Hey,
I was trying to improve my project if have managed to write the following piece of code that will happily compile, even though it shouldn't:
{
let job_sys = JobSystem::new(2, 128).unwrap();
let js = JobScope::new_from_system(&job_sys);
let mut v: u32 = 0;
for _ in 0..100 {
let x = &mut v;
let handle = js.create(move || {*x += 10}).unwrap(); // <-- problem here
js.run(&handle).unwrap();
}
}
In the above snippet it is possible to create multiple closures with a mutable reference to v that will be run on worker threads once we reach js.run(..). At run time this would be a race condition. I've also tried replacing v with a Vec and I get the same result.
The handle is defined as:
pub struct ScopedJobHandle<'scope, T> {
h: usize,
p: PhantomData<T>
s: PhantomData<&'scope mut ()>,
}
I tried adding a PhantomData<T> in an attempt to circumvent the above problem, but it has no effect on the above code.

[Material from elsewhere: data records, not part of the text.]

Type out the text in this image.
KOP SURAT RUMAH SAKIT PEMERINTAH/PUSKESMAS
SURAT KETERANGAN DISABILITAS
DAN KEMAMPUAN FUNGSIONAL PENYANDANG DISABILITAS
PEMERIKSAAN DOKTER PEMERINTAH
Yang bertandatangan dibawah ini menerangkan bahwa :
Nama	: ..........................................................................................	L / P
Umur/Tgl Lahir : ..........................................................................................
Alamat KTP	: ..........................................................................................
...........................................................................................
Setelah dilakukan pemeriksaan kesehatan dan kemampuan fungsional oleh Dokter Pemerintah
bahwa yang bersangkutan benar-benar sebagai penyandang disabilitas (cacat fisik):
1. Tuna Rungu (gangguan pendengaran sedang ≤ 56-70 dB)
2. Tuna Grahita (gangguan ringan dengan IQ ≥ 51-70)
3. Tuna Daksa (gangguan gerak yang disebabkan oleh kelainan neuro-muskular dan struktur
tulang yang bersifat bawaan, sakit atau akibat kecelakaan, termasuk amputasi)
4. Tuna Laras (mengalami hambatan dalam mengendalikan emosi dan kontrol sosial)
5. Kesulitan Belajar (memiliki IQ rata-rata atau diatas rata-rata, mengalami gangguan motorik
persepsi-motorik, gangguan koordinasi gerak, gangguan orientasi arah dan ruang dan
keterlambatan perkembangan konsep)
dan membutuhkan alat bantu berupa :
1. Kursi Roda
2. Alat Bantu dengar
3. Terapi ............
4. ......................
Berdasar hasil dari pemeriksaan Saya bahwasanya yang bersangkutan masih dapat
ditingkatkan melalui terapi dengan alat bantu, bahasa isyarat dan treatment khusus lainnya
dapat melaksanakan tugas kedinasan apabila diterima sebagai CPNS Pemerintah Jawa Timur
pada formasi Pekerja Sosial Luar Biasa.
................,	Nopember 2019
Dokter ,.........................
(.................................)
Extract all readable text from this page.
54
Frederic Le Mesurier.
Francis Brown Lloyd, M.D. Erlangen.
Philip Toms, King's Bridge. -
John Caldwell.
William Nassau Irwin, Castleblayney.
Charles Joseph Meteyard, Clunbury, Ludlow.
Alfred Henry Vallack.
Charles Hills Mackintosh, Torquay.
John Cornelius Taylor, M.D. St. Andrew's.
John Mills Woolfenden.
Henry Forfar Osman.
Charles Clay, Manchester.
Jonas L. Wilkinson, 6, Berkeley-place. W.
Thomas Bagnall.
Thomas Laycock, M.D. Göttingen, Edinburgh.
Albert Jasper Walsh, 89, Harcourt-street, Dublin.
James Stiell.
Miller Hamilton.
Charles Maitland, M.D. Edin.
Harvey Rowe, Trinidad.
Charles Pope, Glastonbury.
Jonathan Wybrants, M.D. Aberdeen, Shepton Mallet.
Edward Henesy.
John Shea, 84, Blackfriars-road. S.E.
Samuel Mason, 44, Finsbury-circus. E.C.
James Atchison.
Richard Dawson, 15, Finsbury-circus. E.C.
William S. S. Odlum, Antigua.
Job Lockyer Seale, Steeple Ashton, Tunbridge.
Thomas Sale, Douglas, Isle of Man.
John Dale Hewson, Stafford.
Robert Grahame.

and the function signature for create is
pub fn create<T>(&self, job: T) -> Result<ScopedJobHandle<T>, Error>
where
T: Sized + FnOnce() + Send
Another thing I noticed is, if i try to store the handles in a Vec, it does indeed complain about this:
let mut jobs = vec![];
{
let job_sys = JobSystem::new(2, 128).unwrap();
let js = JobScope::new_from_system(&job_sys);
let mut v: u32 = 0;
for _ in 0..100 {
let x = &mut v;
let handle = js.create(move || {*x += 10}).unwrap(); // <-- problem here
js.run(&handle).unwrap();
jobs.push(handle); // <-- get error here about multiple mutable borrows of v
}
}
Error:
|
611 | let x = &mut v;
| ^^^^^^ `v` was mutably borrowed here in the previous iteration of the loop
This in turn leads me to believe that PhantomMarker<T> on ScopedJobHandle will work if keep the handles alive during the execution of the job. That being said, I would also like to use this in a fire and forget sort of approach.
Am I missing something here? Shouldn't the trait requirement of Send prevent this in the first place?